Lower Back Strengthening Exercises
You’ve probably heard by now that the majority of chronic low back pain actually results from weakness in those muscles at the front of the abdomen. The group of muscles that fitness experts refer to as the “core” includes the abdominals and some mid-to lower back muscles. Together, the core muscles wrap around the abdomen to form a natural girdle of sorts, for the purpose of holding the upper body upright. Good posture is a direct result of strong core muscles; and poor posture is a reflection of core weakness. Not surprisingly, so is lower back pain.
Now that we’re clear on the cause of lower back pain, we will move onto what can be done about it. If you’re already suffering from chronic lower back pain, it’s too late to know that it’s actually a preventable condition. But if you have not yet reached a point in your life where back pain is an issue, read on, and hopefully you never have to.

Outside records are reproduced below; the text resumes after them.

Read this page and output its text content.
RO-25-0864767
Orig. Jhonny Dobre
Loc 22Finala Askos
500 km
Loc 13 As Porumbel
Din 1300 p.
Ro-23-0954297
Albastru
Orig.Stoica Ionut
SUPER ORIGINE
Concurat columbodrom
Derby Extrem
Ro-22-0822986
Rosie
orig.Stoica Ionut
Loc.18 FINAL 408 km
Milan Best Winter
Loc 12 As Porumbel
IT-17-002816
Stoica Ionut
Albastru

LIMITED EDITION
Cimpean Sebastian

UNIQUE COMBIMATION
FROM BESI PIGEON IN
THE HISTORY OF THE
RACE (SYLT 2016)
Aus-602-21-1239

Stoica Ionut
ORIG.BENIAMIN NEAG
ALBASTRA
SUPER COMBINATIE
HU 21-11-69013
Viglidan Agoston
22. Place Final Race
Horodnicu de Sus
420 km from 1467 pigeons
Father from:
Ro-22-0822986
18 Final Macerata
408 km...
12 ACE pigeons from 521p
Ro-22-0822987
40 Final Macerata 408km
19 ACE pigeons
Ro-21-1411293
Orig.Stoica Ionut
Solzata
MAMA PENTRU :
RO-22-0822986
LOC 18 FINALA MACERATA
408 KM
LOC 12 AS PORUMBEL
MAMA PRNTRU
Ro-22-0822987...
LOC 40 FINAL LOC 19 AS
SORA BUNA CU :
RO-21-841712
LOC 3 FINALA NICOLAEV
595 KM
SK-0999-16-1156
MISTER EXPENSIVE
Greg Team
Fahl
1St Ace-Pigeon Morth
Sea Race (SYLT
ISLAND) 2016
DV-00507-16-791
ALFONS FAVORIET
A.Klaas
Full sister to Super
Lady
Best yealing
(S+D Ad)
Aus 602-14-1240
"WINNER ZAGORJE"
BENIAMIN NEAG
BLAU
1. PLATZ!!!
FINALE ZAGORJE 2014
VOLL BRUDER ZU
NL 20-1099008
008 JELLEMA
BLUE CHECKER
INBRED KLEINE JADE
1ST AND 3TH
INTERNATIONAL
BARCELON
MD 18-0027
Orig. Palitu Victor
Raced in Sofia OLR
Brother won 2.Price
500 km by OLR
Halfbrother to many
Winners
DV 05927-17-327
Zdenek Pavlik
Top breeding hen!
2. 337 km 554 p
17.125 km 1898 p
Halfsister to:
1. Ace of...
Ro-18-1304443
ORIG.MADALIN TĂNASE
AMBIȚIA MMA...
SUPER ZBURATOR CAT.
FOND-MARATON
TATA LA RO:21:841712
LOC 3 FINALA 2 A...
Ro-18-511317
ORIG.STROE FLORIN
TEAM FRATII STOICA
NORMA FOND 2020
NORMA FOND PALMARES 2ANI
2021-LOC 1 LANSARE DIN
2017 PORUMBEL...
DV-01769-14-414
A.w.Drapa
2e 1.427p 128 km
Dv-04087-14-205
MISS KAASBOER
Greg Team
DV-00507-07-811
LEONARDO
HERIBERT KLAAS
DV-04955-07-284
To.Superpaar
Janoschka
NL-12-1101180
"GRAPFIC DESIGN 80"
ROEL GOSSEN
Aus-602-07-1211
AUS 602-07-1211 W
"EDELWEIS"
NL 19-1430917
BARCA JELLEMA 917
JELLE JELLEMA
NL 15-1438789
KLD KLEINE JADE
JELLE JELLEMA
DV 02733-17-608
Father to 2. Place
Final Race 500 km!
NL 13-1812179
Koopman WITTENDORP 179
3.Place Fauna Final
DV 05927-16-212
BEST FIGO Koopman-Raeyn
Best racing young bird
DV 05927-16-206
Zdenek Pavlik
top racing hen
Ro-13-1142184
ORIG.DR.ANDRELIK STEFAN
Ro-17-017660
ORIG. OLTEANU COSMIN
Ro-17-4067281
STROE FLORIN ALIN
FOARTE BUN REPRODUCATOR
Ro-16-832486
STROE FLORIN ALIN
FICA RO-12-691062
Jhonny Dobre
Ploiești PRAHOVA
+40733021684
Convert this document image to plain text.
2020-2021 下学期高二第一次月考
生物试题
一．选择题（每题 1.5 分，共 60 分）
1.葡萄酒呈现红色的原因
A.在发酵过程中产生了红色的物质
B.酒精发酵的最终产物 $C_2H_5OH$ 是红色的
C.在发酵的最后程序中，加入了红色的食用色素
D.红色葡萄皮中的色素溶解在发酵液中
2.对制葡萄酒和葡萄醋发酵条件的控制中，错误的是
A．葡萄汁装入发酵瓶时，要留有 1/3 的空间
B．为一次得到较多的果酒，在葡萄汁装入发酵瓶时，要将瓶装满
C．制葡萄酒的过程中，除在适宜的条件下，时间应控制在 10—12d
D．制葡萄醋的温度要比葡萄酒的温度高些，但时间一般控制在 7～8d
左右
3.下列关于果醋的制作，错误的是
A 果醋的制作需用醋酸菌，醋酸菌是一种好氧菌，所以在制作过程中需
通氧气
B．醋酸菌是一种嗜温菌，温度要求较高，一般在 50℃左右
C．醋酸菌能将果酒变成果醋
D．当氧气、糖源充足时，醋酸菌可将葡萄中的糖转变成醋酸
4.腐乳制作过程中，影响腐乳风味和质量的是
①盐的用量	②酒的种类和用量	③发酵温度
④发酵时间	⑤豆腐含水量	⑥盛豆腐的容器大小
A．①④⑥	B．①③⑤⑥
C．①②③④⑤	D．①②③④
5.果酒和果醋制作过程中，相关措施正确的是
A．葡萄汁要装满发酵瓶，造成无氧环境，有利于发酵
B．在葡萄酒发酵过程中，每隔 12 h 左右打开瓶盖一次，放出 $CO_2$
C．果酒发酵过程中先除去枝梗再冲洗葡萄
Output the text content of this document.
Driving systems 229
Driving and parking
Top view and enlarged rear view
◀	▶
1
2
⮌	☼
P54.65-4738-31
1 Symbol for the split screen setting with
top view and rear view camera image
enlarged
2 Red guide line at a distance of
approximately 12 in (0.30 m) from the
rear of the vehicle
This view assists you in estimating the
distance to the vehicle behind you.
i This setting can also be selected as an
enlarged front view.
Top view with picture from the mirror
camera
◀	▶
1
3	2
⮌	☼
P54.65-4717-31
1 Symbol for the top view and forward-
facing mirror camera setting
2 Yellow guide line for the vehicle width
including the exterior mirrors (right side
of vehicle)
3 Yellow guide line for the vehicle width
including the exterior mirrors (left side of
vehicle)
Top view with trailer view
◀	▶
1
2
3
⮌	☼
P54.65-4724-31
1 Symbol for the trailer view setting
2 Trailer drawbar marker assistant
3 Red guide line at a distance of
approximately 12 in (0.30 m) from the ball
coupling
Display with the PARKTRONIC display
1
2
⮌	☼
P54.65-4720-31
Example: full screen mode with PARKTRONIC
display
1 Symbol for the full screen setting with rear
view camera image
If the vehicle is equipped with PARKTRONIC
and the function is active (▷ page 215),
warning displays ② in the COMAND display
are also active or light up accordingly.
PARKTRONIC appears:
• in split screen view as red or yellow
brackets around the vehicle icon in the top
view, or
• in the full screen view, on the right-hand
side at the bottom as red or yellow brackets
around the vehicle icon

Lower Back Strengthening Exercises: Abdominal Training
Just because it’s easy to lose abdominal strength (sitting, sitting, and more sitting… sound familiar?) doesn’t mean it has to be difficult to gain it. Making an effort to incorporate abdominal exercises into your everyday life can be as simple as setting aside 5 minutes in the morning and at night for bicycle crunches and balance exercises.
Whenever you think of it during the day, tighten your abdominals by pulling in your belly button and standing (or sitting) tall. As we discussed earlier, posture is both a cause and effect of abdominal strength, or the lack thereof.
If you know you’ll be more successful with a structured ab strengthening routine, join a gym or studio that offers core strengthening classes, and go as many days a week as you can. Core strengthening exercises and lower back strengthening exercise are one and the same. So to reduce chronic low back pain and increase your body’s overall functionality, incorporate both into your daily life. It’s easier than you might think, and time will show that the choice was a good one.